We decided on the chicken and I asked for a glass of water.
‘I suspect the fish doesn’t exist,’ said Kit when he had gone. ‘Only he wanted, in a true Irish spirit of hospitality, to have an alternative to offer us.’
‘Really? How friendly and kind. Rather different from the English attitude, isn’t it?’

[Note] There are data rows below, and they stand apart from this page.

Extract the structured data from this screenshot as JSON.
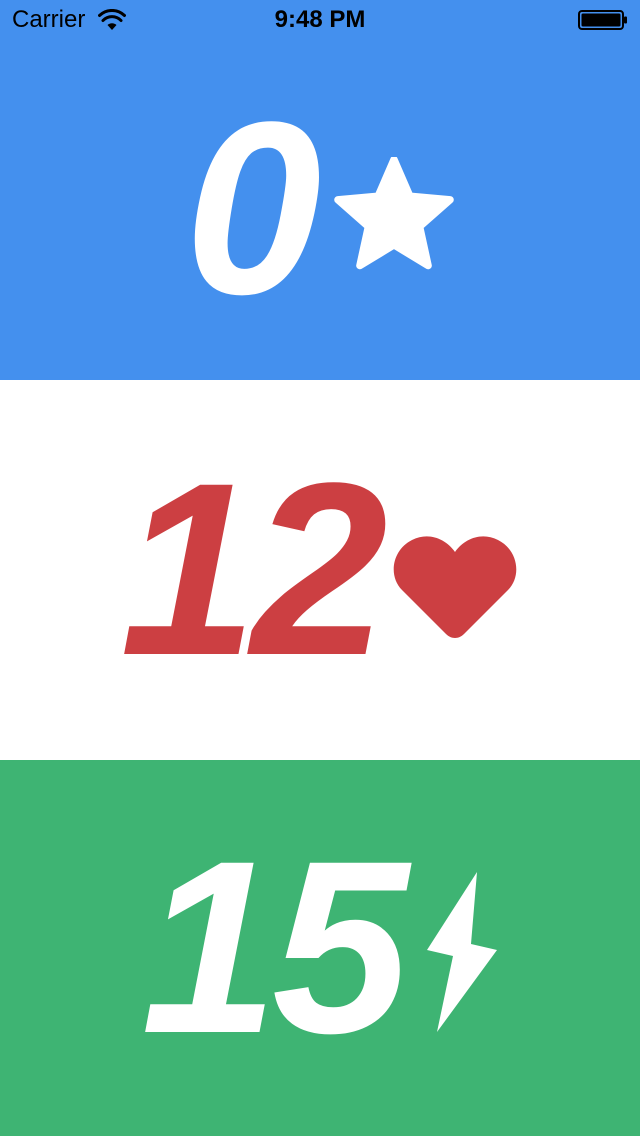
{
  "status_bar": {
    "carrier": "Carrier",
    "time": "9:48 PM",
    "wifi_icon": "wifi-icon",
    "battery_icon": "battery-icon"
  },
  "counters": [
    {
      "value": "0",
      "icon": "star-icon",
      "background": "#4490ee",
      "color": "#ffffff"
    },
    {
      "value": "12",
      "icon": "heart-icon",
      "background": "#ffffff",
      "color": "#cc3f42"
    },
    {
      "value": "15",
      "icon": "lightning-bolt-icon",
      "background": "#3eb473",
      "color": "#ffffff"
    }
  ]
}
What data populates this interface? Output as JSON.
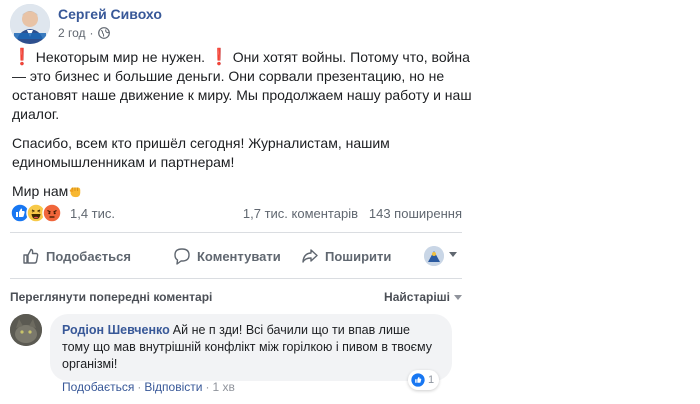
{
  "post": {
    "author": "Сергей Сивохо",
    "time": "2 год",
    "separator": "·",
    "paragraphs": [
      {
        "excl1": "❗",
        "seg1": " Некоторым мир не нужен. ",
        "excl2": "❗",
        "seg2": " Они хотят войны. Потому что, война — это бизнес и большие деньги. Они сорвали презентацию, но не остановят наше движение к миру. Мы продолжаем нашу работу и наш диалог."
      }
    ],
    "paragraph2": "Спасибо, всем кто пришёл сегодня! Журналистам, нашим единомышленникам и партнерам!",
    "paragraph3": "Мир нам"
  },
  "reactions": {
    "icons": [
      "like-reaction",
      "haha-reaction",
      "angry-reaction"
    ],
    "count": "1,4 тис.",
    "comments": "1,7 тис. коментарів",
    "shares": "143 поширення"
  },
  "actions": {
    "like": "Подобається",
    "comment": "Коментувати",
    "share": "Поширити"
  },
  "comments_section": {
    "previous": "Переглянути попередні коментарі",
    "sort": "Найстаріші"
  },
  "comment": {
    "author": "Родіон Шевченко",
    "text": "Ай не п  зди! Всі бачили що ти впав лише тому що мав внутрішній конфлікт між горілкою і пивом в твоєму організмі!",
    "like_label": "Подобається",
    "reply_label": "Відповісти",
    "time": "1 хв",
    "sep": "·",
    "like_count": "1"
  },
  "colors": {
    "link": "#385898",
    "meta": "#606770",
    "bubble": "#f2f3f5",
    "like_blue": "#1877f2"
  }
}
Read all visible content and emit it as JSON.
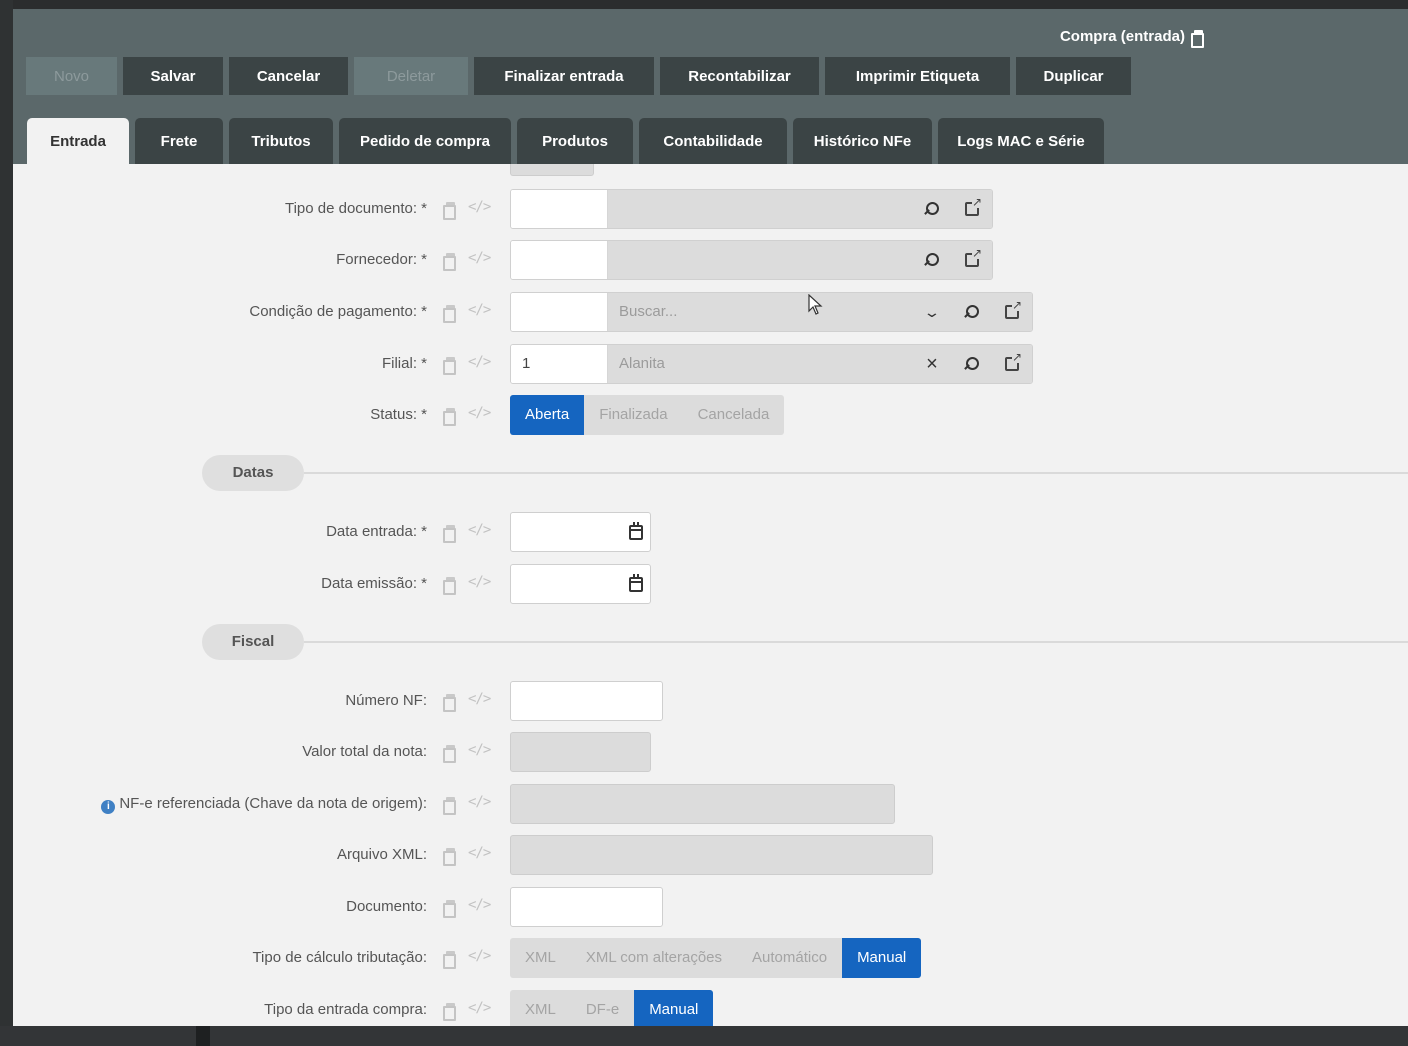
{
  "window": {
    "title": "Compra (entrada)"
  },
  "toolbar": {
    "buttons": [
      {
        "label": "Novo",
        "disabled": true
      },
      {
        "label": "Salvar",
        "disabled": false
      },
      {
        "label": "Cancelar",
        "disabled": false
      },
      {
        "label": "Deletar",
        "disabled": true
      },
      {
        "label": "Finalizar entrada",
        "disabled": false
      },
      {
        "label": "Recontabilizar",
        "disabled": false
      },
      {
        "label": "Imprimir Etiqueta",
        "disabled": false
      },
      {
        "label": "Duplicar",
        "disabled": false
      }
    ]
  },
  "tabs": [
    {
      "label": "Entrada",
      "active": true
    },
    {
      "label": "Frete"
    },
    {
      "label": "Tributos"
    },
    {
      "label": "Pedido de compra"
    },
    {
      "label": "Produtos"
    },
    {
      "label": "Contabilidade"
    },
    {
      "label": "Histórico NFe"
    },
    {
      "label": "Logs MAC e Série"
    }
  ],
  "form": {
    "tipo_documento": {
      "label": "Tipo de documento: *",
      "code": "",
      "desc": ""
    },
    "fornecedor": {
      "label": "Fornecedor: *",
      "code": "",
      "desc": ""
    },
    "condicao_pagamento": {
      "label": "Condição de pagamento: *",
      "code": "",
      "placeholder": "Buscar..."
    },
    "filial": {
      "label": "Filial: *",
      "code": "1",
      "desc": "Alanita"
    },
    "status": {
      "label": "Status: *",
      "options": [
        "Aberta",
        "Finalizada",
        "Cancelada"
      ],
      "selected": "Aberta"
    },
    "sections": {
      "datas": "Datas",
      "fiscal": "Fiscal"
    },
    "data_entrada": {
      "label": "Data entrada: *",
      "value": ""
    },
    "data_emissao": {
      "label": "Data emissão: *",
      "value": ""
    },
    "numero_nf": {
      "label": "Número NF:",
      "value": ""
    },
    "valor_total": {
      "label": "Valor total da nota:",
      "value": ""
    },
    "nfe_referenciada": {
      "label": "NF-e referenciada (Chave da nota de origem):",
      "info_icon": "i",
      "value": ""
    },
    "arquivo_xml": {
      "label": "Arquivo XML:",
      "value": ""
    },
    "documento": {
      "label": "Documento:",
      "value": ""
    },
    "tipo_calculo": {
      "label": "Tipo de cálculo tributação:",
      "options": [
        "XML",
        "XML com alterações",
        "Automático",
        "Manual"
      ],
      "selected": "Manual"
    },
    "tipo_entrada": {
      "label": "Tipo da entrada compra:",
      "options": [
        "XML",
        "DF-e",
        "Manual"
      ],
      "selected": "Manual"
    }
  },
  "icons": {
    "copy": "copy-icon",
    "code": "</>",
    "search": "search-icon",
    "external": "external-link-icon",
    "clear": "×",
    "dropdown": "chevron-down-icon",
    "calendar": "calendar-icon"
  },
  "colors": {
    "header": "#5b686a",
    "button": "#3b4445",
    "selected": "#1565c0",
    "info": "#3f80c4"
  }
}
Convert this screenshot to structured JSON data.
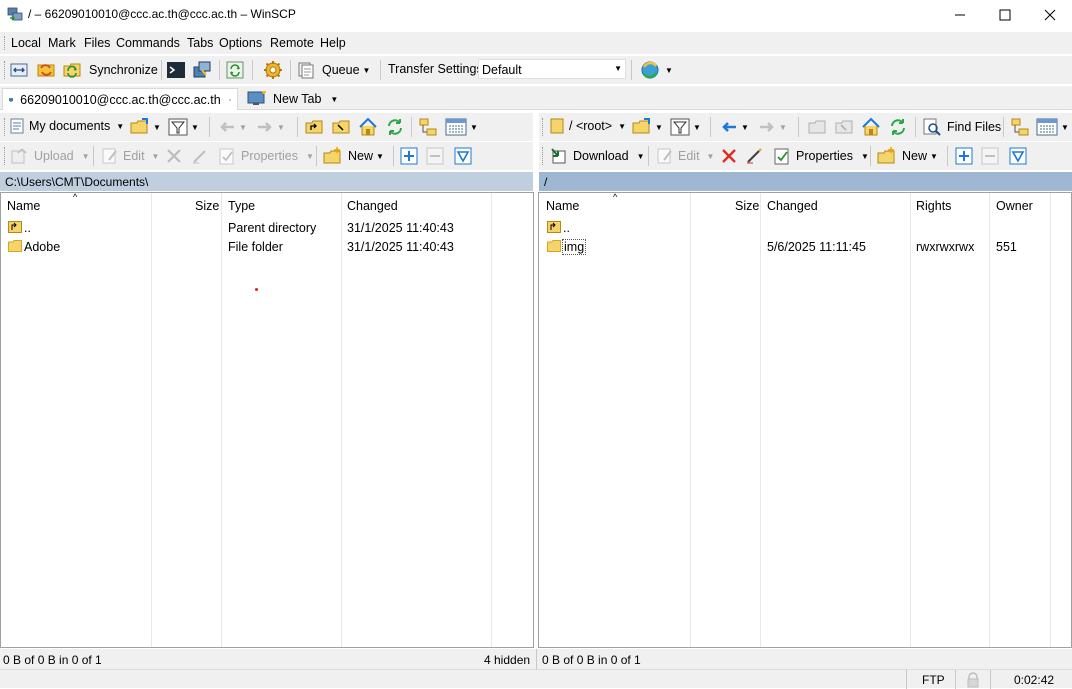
{
  "window": {
    "title": "/ – 66209010010@ccc.ac.th@ccc.ac.th – WinSCP"
  },
  "menu": [
    "Local",
    "Mark",
    "Files",
    "Commands",
    "Tabs",
    "Options",
    "Remote",
    "Help"
  ],
  "toolbar": {
    "synchronize_label": "Synchronize",
    "queue_label": "Queue",
    "transfer_settings_label": "Transfer Settings",
    "transfer_preset_value": "Default"
  },
  "tabs": {
    "session_label": "66209010010@ccc.ac.th@ccc.ac.th",
    "new_tab_label": "New Tab"
  },
  "local": {
    "location_label": "My documents",
    "actions": {
      "upload": "Upload",
      "edit": "Edit",
      "properties": "Properties",
      "new": "New"
    },
    "path": "C:\\Users\\CMT\\Documents\\",
    "columns": [
      "Name",
      "Size",
      "Type",
      "Changed"
    ],
    "rows": [
      {
        "name": "..",
        "size": "",
        "type": "Parent directory",
        "changed": "31/1/2025 11:40:43"
      },
      {
        "name": "Adobe",
        "size": "",
        "type": "File folder",
        "changed": "31/1/2025 11:40:43"
      }
    ],
    "status_left": "0 B of 0 B in 0 of 1",
    "status_hidden": "4 hidden"
  },
  "remote": {
    "location_label": "/ <root>",
    "find_files_label": "Find Files",
    "actions": {
      "download": "Download",
      "edit": "Edit",
      "properties": "Properties",
      "new": "New"
    },
    "path": "/",
    "columns": [
      "Name",
      "Size",
      "Changed",
      "Rights",
      "Owner"
    ],
    "rows": [
      {
        "name": "..",
        "size": "",
        "changed": "",
        "rights": "",
        "owner": ""
      },
      {
        "name": "img",
        "size": "",
        "changed": "5/6/2025 11:11:45",
        "rights": "rwxrwxrwx",
        "owner": "551"
      }
    ],
    "status_left": "0 B of 0 B in 0 of 1"
  },
  "statusbar": {
    "protocol": "FTP",
    "elapsed": "0:02:42"
  },
  "colors": {
    "local_path_bg": "#bfcfdf",
    "remote_path_bg": "#9fb7d3",
    "folder_yellow": "#f5d46b",
    "accent_blue": "#1c7ad6"
  }
}
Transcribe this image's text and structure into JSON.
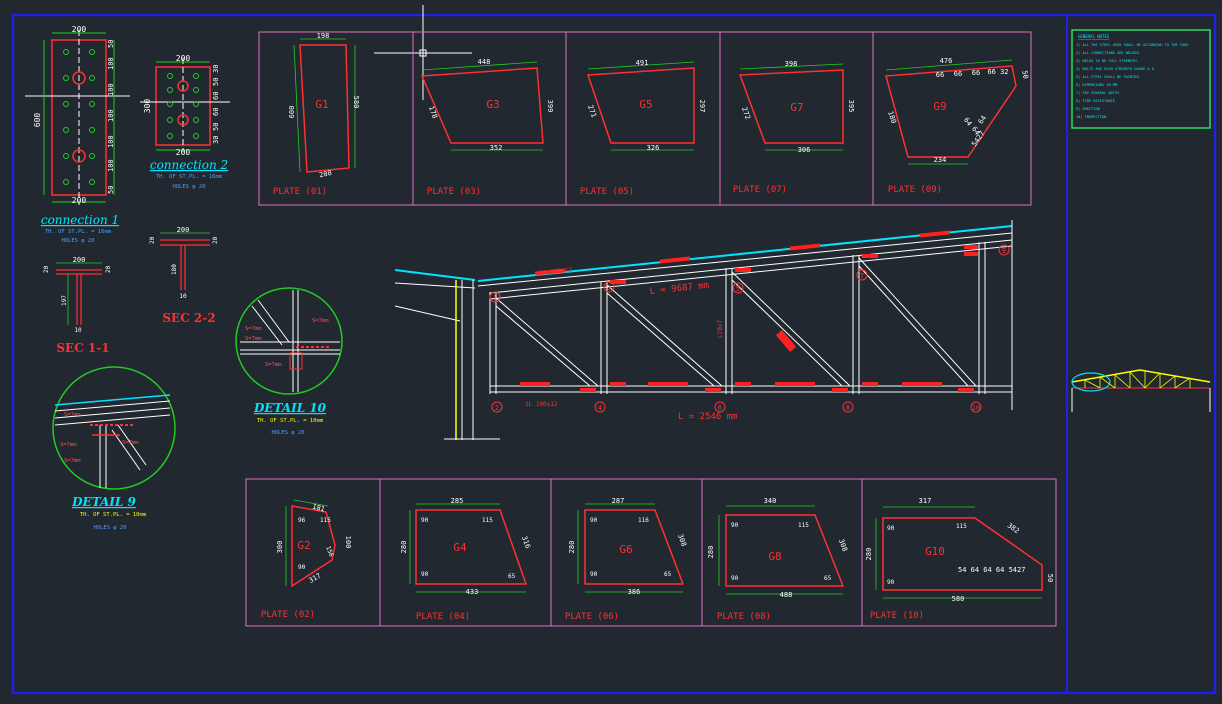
{
  "connection1": {
    "title": "connection 1",
    "sub": "TH. OF ST.PL. = 16mm",
    "holes": "HOLES φ 20",
    "dim_top": "200",
    "dim_bottom": "200",
    "dim_left": "600",
    "dims_right": [
      "50",
      "100",
      "100",
      "100",
      "100",
      "100",
      "50"
    ]
  },
  "connection2": {
    "title": "connection 2",
    "sub": "TH. OF ST.PL. = 16mm",
    "holes": "HOLES φ 20",
    "dim_top": "200",
    "dim_bottom": "200",
    "dim_left": "300",
    "dims_right": [
      "30",
      "50",
      "60",
      "60",
      "50",
      "30"
    ]
  },
  "sec11": {
    "title": "SEC 1-1",
    "dim_top": "200",
    "d1": "20",
    "d2": "20",
    "d3": "197",
    "d4": "10"
  },
  "sec22": {
    "title": "SEC 2-2",
    "dim_top": "200",
    "d1": "20",
    "d2": "20",
    "d3": "180",
    "d4": "10"
  },
  "detail10": {
    "title": "DETAIL 10",
    "sub": "TH. OF ST.PL. = 10mm",
    "holes": "HOLES φ 20",
    "w1": "S=7mm",
    "w2": "S=7mm",
    "w3": "S=7mm",
    "w4": "S=7mm"
  },
  "detail9": {
    "title": "DETAIL 9",
    "sub": "TH. OF ST.PL. = 10mm",
    "holes": "HOLES φ 20",
    "w1": "S=7mm",
    "w2": "S=7mm",
    "w3": "S=7mm",
    "w4": "S=7mm"
  },
  "plates_top": [
    {
      "label": "PLATE (01)",
      "name": "G1",
      "dims": [
        "198",
        "600",
        "580",
        "208"
      ]
    },
    {
      "label": "PLATE (03)",
      "name": "G3",
      "dims": [
        "448",
        "178",
        "399",
        "352"
      ]
    },
    {
      "label": "PLATE (05)",
      "name": "G5",
      "dims": [
        "491",
        "271",
        "297",
        "326"
      ]
    },
    {
      "label": "PLATE (07)",
      "name": "G7",
      "dims": [
        "398",
        "272",
        "395",
        "306"
      ]
    },
    {
      "label": "PLATE (09)",
      "name": "G9",
      "dims": [
        "476",
        "180",
        "50",
        "234",
        "66",
        "66",
        "66",
        "66 32",
        "64",
        "64",
        "64",
        "5427"
      ]
    }
  ],
  "plates_bottom": [
    {
      "label": "PLATE (02)",
      "name": "G2",
      "dims": [
        "300",
        "181",
        "100",
        "156",
        "317",
        "90",
        "96",
        "115"
      ]
    },
    {
      "label": "PLATE (04)",
      "name": "G4",
      "dims": [
        "285",
        "280",
        "316",
        "433",
        "90",
        "115",
        "90",
        "65"
      ]
    },
    {
      "label": "PLATE (06)",
      "name": "G6",
      "dims": [
        "287",
        "280",
        "308",
        "386",
        "90",
        "116",
        "90",
        "65"
      ]
    },
    {
      "label": "PLATE (08)",
      "name": "G8",
      "dims": [
        "340",
        "280",
        "308",
        "488",
        "90",
        "115",
        "90",
        "65"
      ]
    },
    {
      "label": "PLATE (10)",
      "name": "G10",
      "dims": [
        "317",
        "280",
        "382",
        "580",
        "90",
        "115",
        "90",
        "54 64 64 64 5427",
        "50"
      ]
    }
  ],
  "truss": {
    "top_length": "L = 9687 mm",
    "bottom_length": "L = 2546 mm",
    "nodes": [
      "2",
      "4",
      "6",
      "8",
      "10",
      "1",
      "3",
      "5",
      "7",
      "9"
    ],
    "member_label": "L70x7",
    "chord_label": "2L 100x12",
    "bottom_label": "2L 100x12"
  },
  "notes": [
    "1) ALL THE STEEL USED SHALL BE ACCORDING TO THE CODE",
    "2) ALL CONNECTIONS ARE WELDED",
    "3) WELDS TO BE FULL STRENGTH",
    "4) BOLTS ARE HIGH STRENGTH GRADE 8.8",
    "5) ALL STEEL SHALL BE PAINTED",
    "6) DIMENSIONS IN MM",
    "7) SEE GENERAL NOTES",
    "8) FIRE RESISTANCE",
    "9) ERECTION",
    "10) INSPECTION"
  ],
  "notes_title": "GENERAL NOTES"
}
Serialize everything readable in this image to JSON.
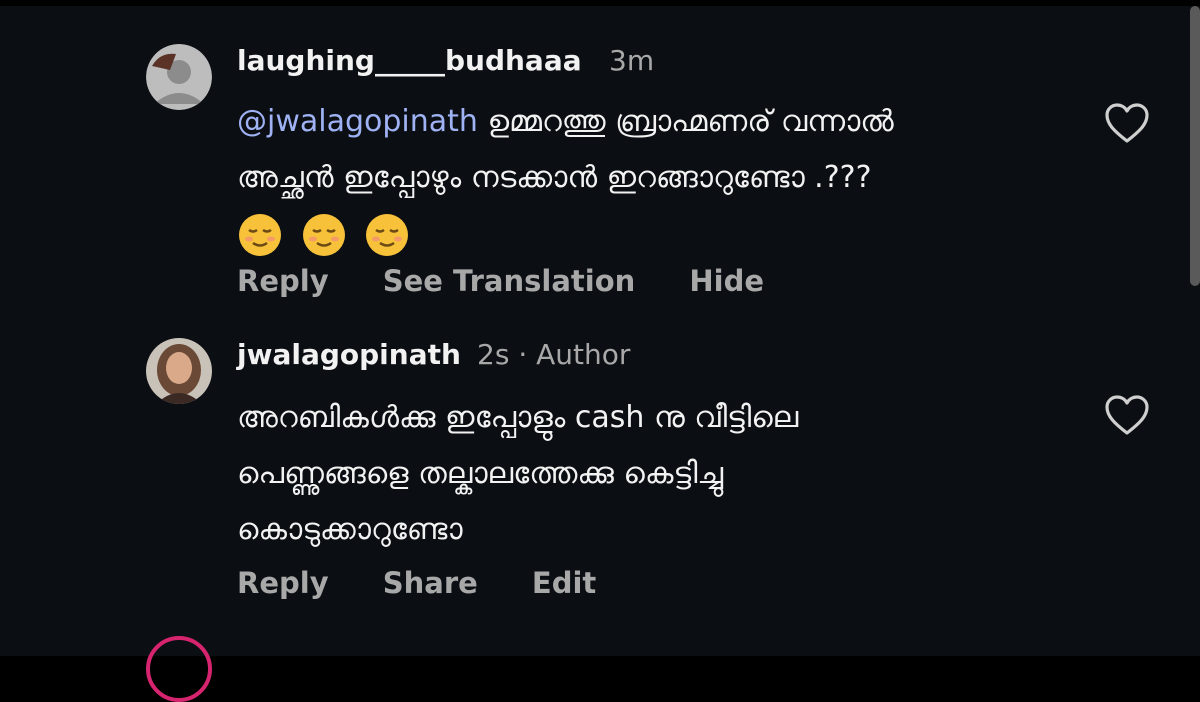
{
  "comments": [
    {
      "username": "laughing_____budhaaa",
      "time": "3m",
      "mention": "@jwalagopinath",
      "line1": "ഉമ്മറത്തു ബ്രാഹ്മണര് വന്നാൽ",
      "line2": "അച്ഛൻ ഇപ്പോഴും നടക്കാൻ ഇറങ്ങാറുണ്ടോ .???",
      "actions": {
        "reply": "Reply",
        "translate": "See Translation",
        "hide": "Hide"
      }
    },
    {
      "username": "jwalagopinath",
      "time": "2s",
      "separator": "·",
      "badge": "Author",
      "line1": "അറബികൾക്കു ഇപ്പോളും cash നു വീട്ടിലെ",
      "line2": "പെണ്ണുങ്ങളെ തല്കാലത്തേക്കു കെട്ടിച്ചു",
      "line3": "കൊടുക്കാറുണ്ടോ",
      "actions": {
        "reply": "Reply",
        "share": "Share",
        "edit": "Edit"
      }
    }
  ],
  "icons": {
    "like": "heart-outline-icon",
    "emoji": "relieved-face-emoji"
  },
  "colors": {
    "background": "#0b0e13",
    "text": "#f2f2f2",
    "secondary": "#a8a8a8",
    "mention": "#9fb2f3"
  }
}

‘The Irish and the English have little in common. Except that neither nation is celebrated for its food. If I were you I’d have cheese instead of pudding. There isn’t much you can do to ruin a piece of good Irish cheddar. The last time I ordered apple pie in a country pub it was brought to my table in its cardboard box to reassure me it wasn’t a cheap homemade effort. The waitress kindly squirted the blob of cream from the aerosol can in front of me. You can understand it, really. When the majority of the population once lived on potatoes and buttermilk anything from a shop seems like luxury. The white tags on tea-bag strings are known as “wee glamours”.’
‘Not really?’ I laughed. ‘I think that’s delightful.’
Kit smiled at me. ‘I must say it’s cheering to be with someone who’s so ready to be pleased.’
‘I expect I sound idiotic. It’s just that recently things have been rather … difficult. This seems so different. It’s a relief to have left it all behind.’